In phonemeClassDefinition we’ll need to use Parsec’s modifyState function:

modifyState :: Monad m => (u -> u) -> ParsecT s u m ()

This type annotation does a great job of helping us understand what exactly happens within the function. Given some user state modifier (i.e., a function which takes an old user state of type u and creates a new one), a new parser is yielded which has a user state of type u and returns nothing.

Now phonemeClassDefinition will return nothing and instead modify the parser’s state (i.e., add entries to the phoneme class map).

phonemeClassDefinition :: ParsecT String PhonemeClassMap Identity ()

We want to modify this map by inserting an entry whose contents will be equal . We run into a familiar problem, however, since insert was not built explicitly for use with the ParsecT s u m context:

insert :: a -> b -> Map a b -> Map a b

Let’s lift insert into the ParsecT s u m functor:

(<$>) insert :: (Functor f, Ord a) => f a -> f (a1 -> Map a a1
                                                   -> Map a a1)
insert <$> anyPhonemeClass
    :: ParsecT String PhonemeClassMap Identity (a -> Map Char a
                                                  -> Map Char a)

Close, like before: we can now provide fmap insert with a first argument in the ParsecT s u m context, but the a1 in the type annotation has no concept of context.
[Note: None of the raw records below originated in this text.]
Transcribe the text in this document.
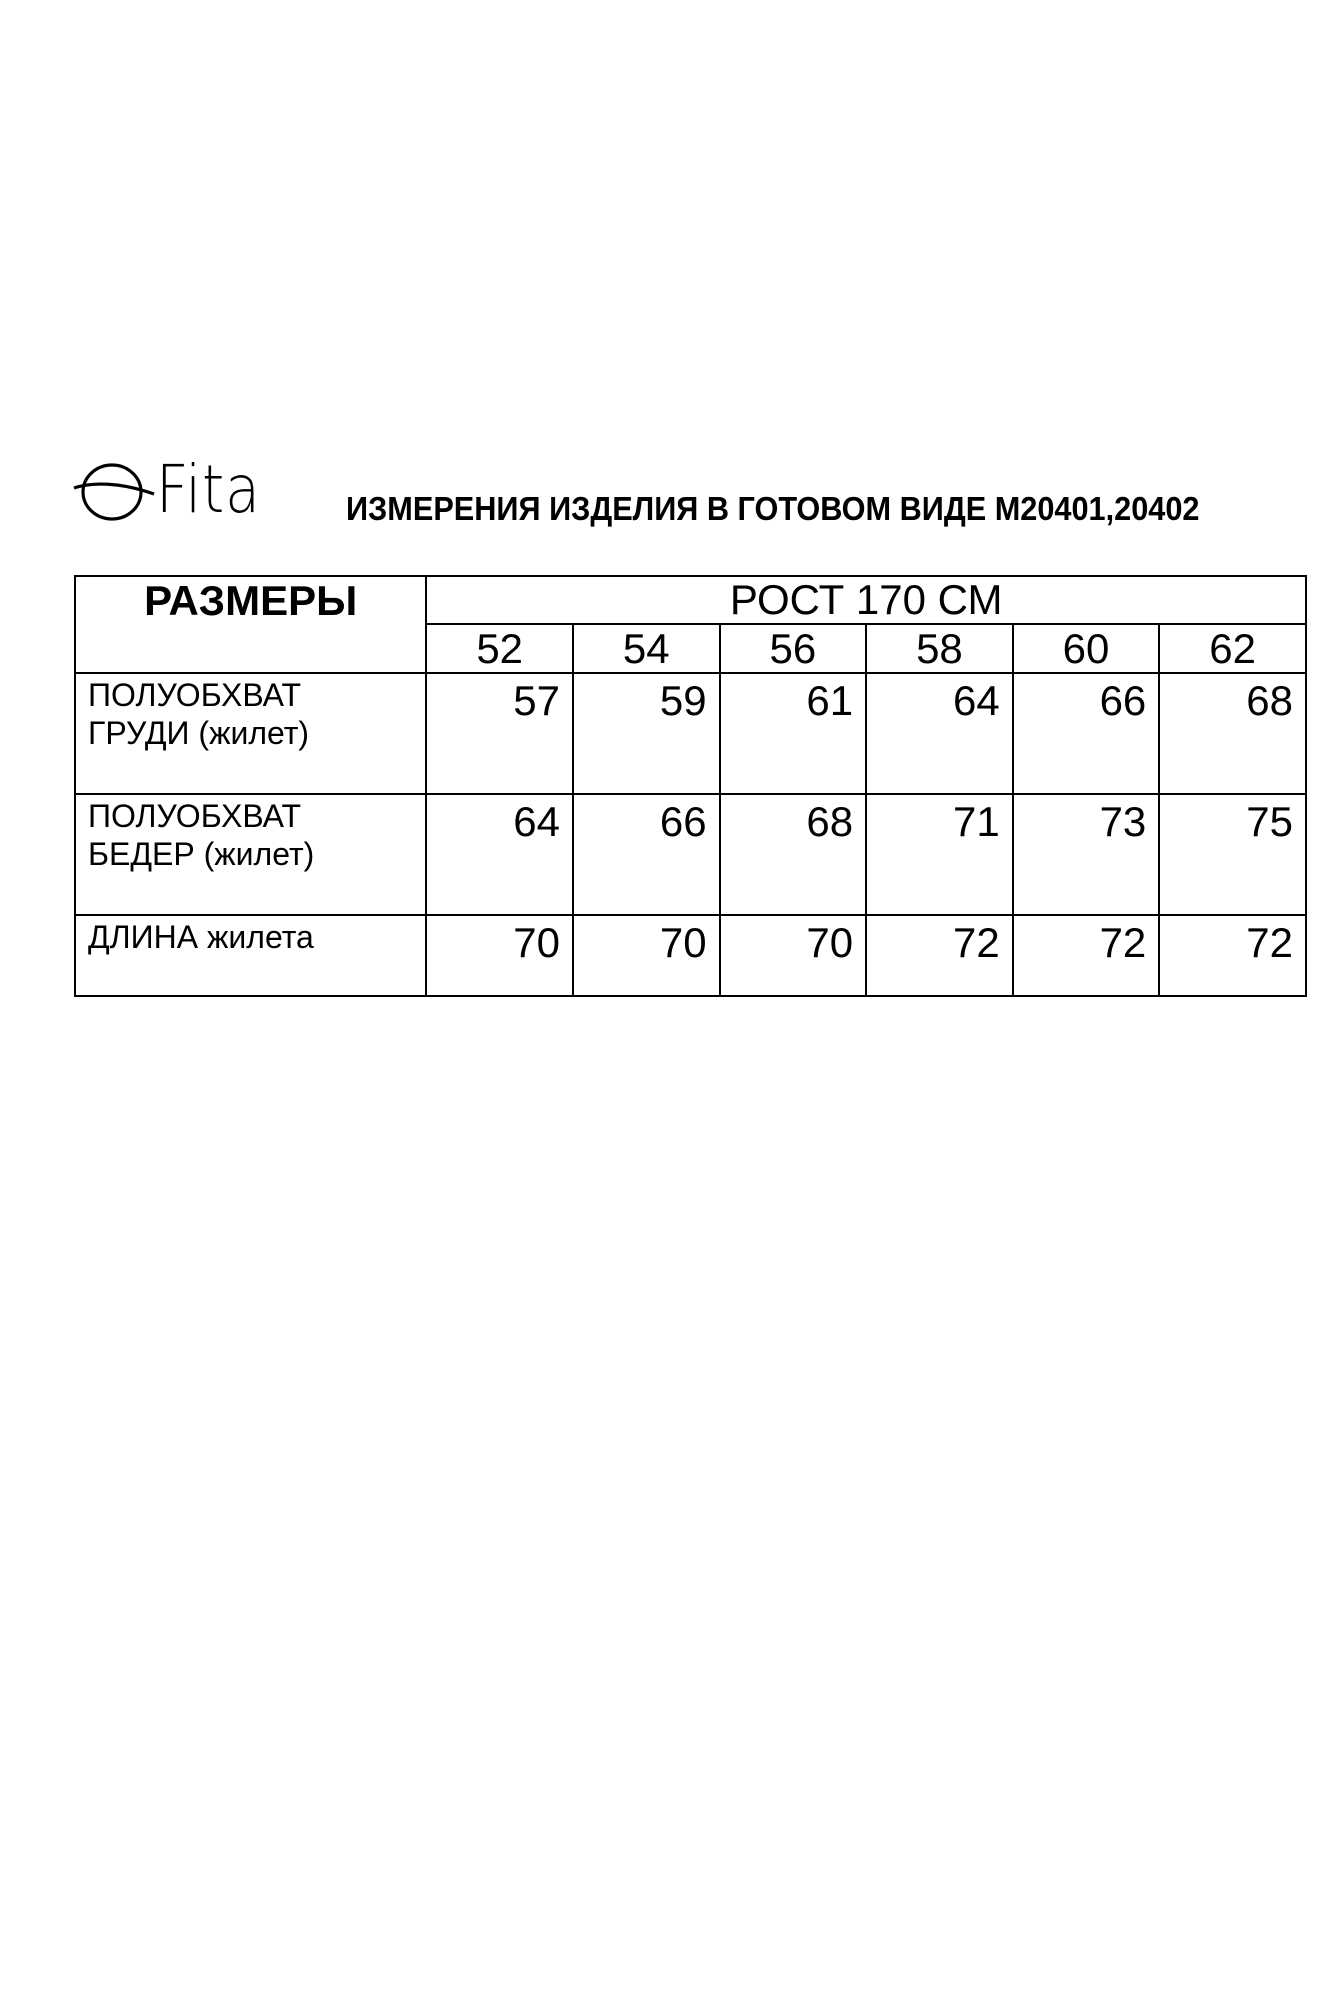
Fita	ИЗМЕРЕНИЯ ИЗДЕЛИЯ В ГОТОВОМ ВИДЕ М20401,20402
РАЗМЕРЫ	РОСТ 170 СМ					
	52	54	56	58	60	62

ПОЛУОБХВАТ
ГРУДИ (жилет)	57	59	61	64	66	68

ПОЛУОБХВАТ
БЕДЕР (жилет)	64	66	68	71	73	75

ДЛИНА жилета	70	70	70	72	72	72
Using <*> once more, we can fix the problem:

insert <$> anyPhonemeClass <*> (char ':' *> many1 anyPhoneme)
    :: ParsecT String PhonemeClassMap Identity
       (Map Char [Phoneme] -> Map Char [Phoneme])

Before continuing, let’s give a name to the parser created in this section.

modifier :: ParsecT String PhonemeClassMap Identity
            (Map Char [Phoneme] -> Map Char [Phoneme])
modifier = insert <$> anyPhonemeClass <*> many1 anyPhoneme

Notice that Map Char [Phoneme] is equivalent to PhonemeClassMap, or our parser’s user state u. We just did all this work to lift and apply insert within a context, but now, upon revisiting modifyState’s type, we see we’ll need to head in the other direction:

phonemeClassDefinition :: ParsecT String u Identity ()
modifier               :: ParsecT String u Identity (u -> u)
modifyState            :: Monad m => (u -> u) -> ParsecT s u m ()

Binding

If we simplify the types here, the next step should be obvious. (This is pseudo-Haskell.)

u :: PhonemeClassMap
f :: ParsecT String u Identity
a :: u -> u
b :: ()

modifier    :: f a
modifyState :: Monad m => a -> m b

We need some function that, with an f a and a -> f b, derive an f b. This sounds just like >>=, the monadic bind operation!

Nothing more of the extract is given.